Книга Время Смилодона, страница 19. Автор книги Феликс Разумовский

Разделитель для чтения книг в онлайн библиотеке

Онлайн книга «Время Смилодона»

Cтраница 19

И не поленился, закатал рукав, показал чудовищный, во все предплечье, шрам, розовый, выпуклый, похожий на замысловатую татуировку. Ну, что тут скажешь? Пошли. Узкой, едва заметной тропкой, петляющей между лесистыми сопками.

Дорога давалась нелегко — было много замшелого валежника, зарослей шипастых кустов, и по-прежнему безжалостного гнуса. Деревья высились стеной, природа была девственна и великолепна, да, похоже, нога человека не ступала здесь уже давно… Пока шли, Зырянов не молчал, помогал процессу языком — все рассказывал в подробностях и деталях о китайском эскулапе-виртуозе. Обретался тот, оказывается, на заимке некоего профессора, который сам обосновался там давным-давно, еще во времена Стаханова, ГУЛАГа и Папанина на льдине. Собственно, раньше, говорят, это была какая-то ботаническая станция, да только нынче, ввиду отсутствия финансов, превратилась она в обыкновенную заимку. Вот там-то и жили эскулап с учениками да ученый профессор с женой. Неплохо жили, дружно, все у них было как у людей…

Как именно обстоят дела на кордоне у профессора, Буров увидел лишь на следующий день, когда они с Зыряновым вышли к широкой, обрамленной по краям лесистыми горами долине. Картина открылась прямо-таки умилительная, трогающая за живое: раскидистые дубы, ветвистые липы, узловатые осокори, а между ними творения рук человеческих — главный двухэтажный корпус, охотничьи клети, амбары, кладовые, сараи, навесы, китайские глинобитные фанзы. А вокруг — зеленеющие поля, огороды, бахчи. Чего тут только не было: пшеница, кукуруза, чумиза, овес, разнообразнейшие овощи, дыни, цветы. Сразу чувствовалось, что ученики эскулапа промышляют не браконьерством — общаются с землей. Впрочем, это было ясно с первого же взгляда — в полях кое-где виднелись люди в столь уважаемой китайцами синей дабе. [107] Пахали они с огоньком, аки лошади.

— Да, колхоз — дело добровольное. — Зырянов глянул из-под руки, оценивающе сплюнул, высморкался в два пальца. — Трудолюбивый народ китайцы, дружный, с идеей. За что ни возьмутся — все у них путем. А берутся, гады, за все. Тайга-то уже вся насквозь китайская. Чую, Василий, придется нам скоро всем учить иероглифы.

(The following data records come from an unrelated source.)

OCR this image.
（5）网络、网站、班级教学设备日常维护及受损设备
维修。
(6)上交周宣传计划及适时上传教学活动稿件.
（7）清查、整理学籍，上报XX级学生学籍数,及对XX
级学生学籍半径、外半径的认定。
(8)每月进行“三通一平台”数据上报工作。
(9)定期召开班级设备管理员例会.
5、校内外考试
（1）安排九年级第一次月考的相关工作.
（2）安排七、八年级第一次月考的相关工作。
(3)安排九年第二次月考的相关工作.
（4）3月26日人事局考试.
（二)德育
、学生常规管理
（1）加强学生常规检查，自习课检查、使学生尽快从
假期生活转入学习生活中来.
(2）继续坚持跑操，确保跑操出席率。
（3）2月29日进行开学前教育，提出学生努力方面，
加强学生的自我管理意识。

— Да, сообразительный народ. Порох выдумали, компас, макароны опять-таки. И бабы у них, говорят, самые красивые. Хотя и не факт. — Вспомнил Лауру Буров и замолчал — разговоры разговаривать ему что-то расхотелось, да и раненое плечо горело, словно в огне.

Наконец пришли. Миновали изгородь с воротами, протопали с полдюжины шагов по дорожке и разом остановились, попятились назад — откуда-то из-под крыльца, натягивая цепи, возникли дуэтом два крупных волкодава с вполне конкретными недобрыми намерениями — спустить даже не штаны — шкуру до костей. Не брехали попусту, не заливались лаем, нет, готовились к активным кровопускательным действиям. Хорошо еще, что цепи были крепкие да короткие…

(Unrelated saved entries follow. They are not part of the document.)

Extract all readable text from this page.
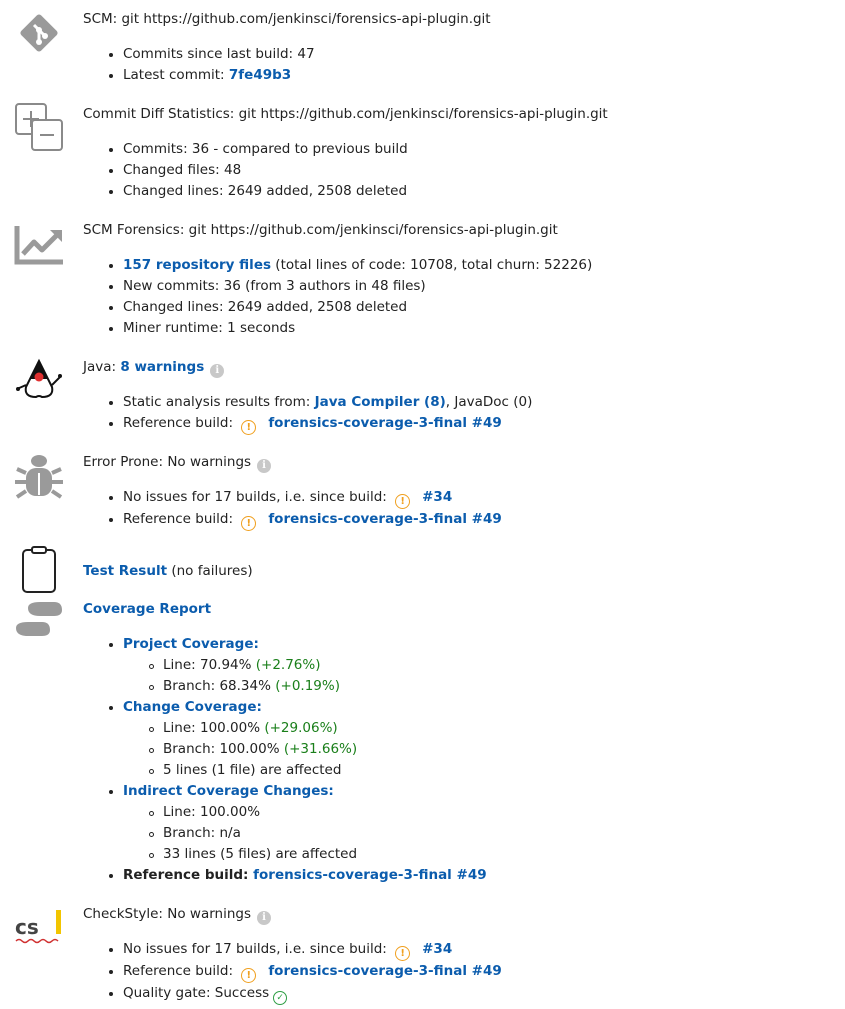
SCM: git https://github.com/jenkinsci/forensics-api-plugin.git
Commits since last build: 47
Latest commit: 7fe49b3
Commit Diff Statistics: git https://github.com/jenkinsci/forensics-api-plugin.git
Commits: 36 - compared to previous build
Changed files: 48
Changed lines: 2649 added, 2508 deleted
SCM Forensics: git https://github.com/jenkinsci/forensics-api-plugin.git
157 repository files (total lines of code: 10708, total churn: 52226)
New commits: 36 (from 3 authors in 48 files)
Changed lines: 2649 added, 2508 deleted
Miner runtime: 1 seconds
Java: 8 warnings i
Static analysis results from: Java Compiler (8), JavaDoc (0)
Reference build: ! forensics-coverage-3-final #49
Error Prone: No warnings i
No issues for 17 builds, i.e. since build: ! #34
Reference build: ! forensics-coverage-3-final #49
Test Result (no failures)
Coverage Report
Project Coverage:
Line: 70.94% (+2.76%)
Branch: 68.34% (+0.19%)
Change Coverage:
Line: 100.00% (+29.06%)
Branch: 100.00% (+31.66%)
5 lines (1 file) are affected
Indirect Coverage Changes:
Line: 100.00%
Branch: n/a
33 lines (5 files) are affected
Reference build: forensics-coverage-3-final #49
cs
CheckStyle: No warnings i
No issues for 17 builds, i.e. since build: ! #34
Reference build: ! forensics-coverage-3-final #49
Quality gate: Success ✓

— Странно, раньше что-то этих бобиков здесь не наблюдалось, — хмыкнул Зырянов, сплюнул с презрением бывшего зэка. — У, друзья человека, такую вашу мать.

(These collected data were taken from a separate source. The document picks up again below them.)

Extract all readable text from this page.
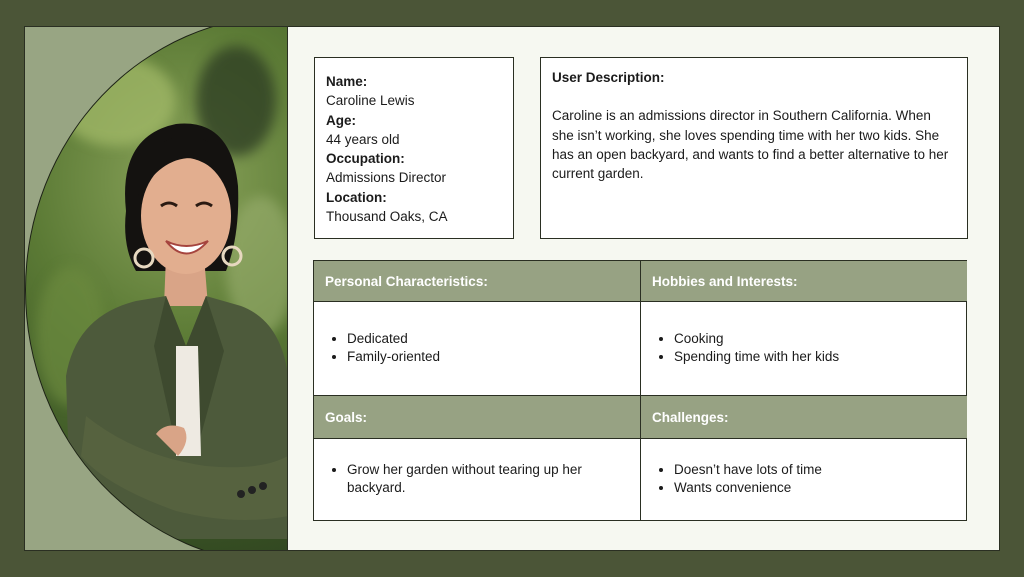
Name:
Caroline Lewis
Age:
44 years old
Occupation:
Admissions Director
Location:
Thousand Oaks, CA
User Description:
Caroline is an admissions director in Southern California. When she isn’t working, she loves spending time with her two kids. She has an open backyard, and wants to find a better alternative to her current garden.
Personal Characteristics:	Hobbies and Interests:
• Dedicated
• Family-oriented
• Cooking
• Spending time with her kids
Goals:	Challenges:
• Grow her garden without tearing up her backyard.
• Doesn’t have lots of time
• Wants convenience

Буров на лютых зверей смотреть не стал, кинул быстрый взгляд по сторонам, восхитился мысленно — эх, живут же люди. И впрямь, жуть как славно было во дворе — чистота и гармония, порядок и целесообразность. Выложенные камешками дорожки, аккуратно подстриженные кусты, вьющиеся над маками, пионами и ирисами деловитые бархатистые шмели. Рай, парадиз, эдем, сказка наяву. Если бы еще не волкодавы. Однако скоро преисполнились гармонии и они.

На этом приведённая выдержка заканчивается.